Cartaz do filme YOMEDDINE

Opinião

Beshay tem lepra e foi deixado pela família quando criança em uma colônia para leprosos. Viveria ali, entre os seus, sem precisar ser diferente. Obama é um menino sem família, que vive no orfanato e adora acompanhar Beshay ao lixão e cabular aula para ficar com o amigo.
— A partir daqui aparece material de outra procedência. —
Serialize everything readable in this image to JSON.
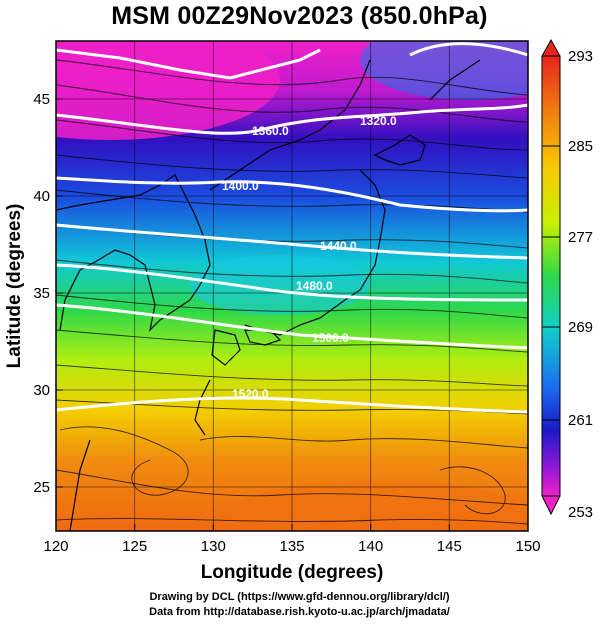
{
  "title": "MSM 00Z29Nov2023 (850.0hPa)",
  "axes": {
    "xlabel": "Longitude (degrees)",
    "ylabel": "Latitude  (degrees)",
    "xticks": [
      "120",
      "125",
      "130",
      "135",
      "140",
      "145",
      "150"
    ],
    "yticks": [
      "25",
      "30",
      "35",
      "40",
      "45"
    ]
  },
  "colorbar": {
    "labels": [
      "293",
      "285",
      "277",
      "269",
      "261",
      "253"
    ],
    "colors": [
      "#e8241e",
      "#f07a10",
      "#f7c800",
      "#c8f000",
      "#2ed84a",
      "#0fd0c8",
      "#1a6ff0",
      "#1a1ac8",
      "#8a18d8",
      "#f020c8"
    ]
  },
  "contours": {
    "labels": [
      "1320.0",
      "1360.0",
      "1400.0",
      "1440.0",
      "1480.0",
      "1500.0",
      "1520.0"
    ]
  },
  "credits": {
    "line1": "Drawing by DCL (https://www.gfd-dennou.org/library/dcl/)",
    "line2": "Data from http://database.rish.kyoto-u.ac.jp/arch/jmadata/"
  }
}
A primeira cena de Yomeddine, em que vemos Beshay catando lixo, já é impactante. Mesmo com seu rosto marcado pelas cicatrizes da doença, não há momento de vitimização. A escolha do diretor é certeira com seus atores amadores, capazes de construir uma relação de afetividade genuína neste bonito road movie.

O diretor A.B.Shawky faz um curta em 2009, ao norte do Cairo, e conhece Rady Gamal, que seria seu protagonista neste longa que foi indicado à Palma de Ouro em Cannes e agora é o indicado do Egito ao Oscar de filme estrangeiro em 2019. O road movie acontece quando Beshay perde sua esposa e resolve partir para o sul do Egito à procura de sua família. Obama segue junto e vão cruzando o país e passando por situações inusitadas – outras previsíveis – próprias de quem vai buscar algo e encontra muito mais.

Yomeddine é um tributo à amizade, das genuínas. Mas principalmente uma homenagem aos de aparência diferente dos demais – que são só diferentes, nem mais, nem menos. Um olhar de tolerância, com uma bela e tocante justificativa no final, com a sabedoria de quem ama realmente.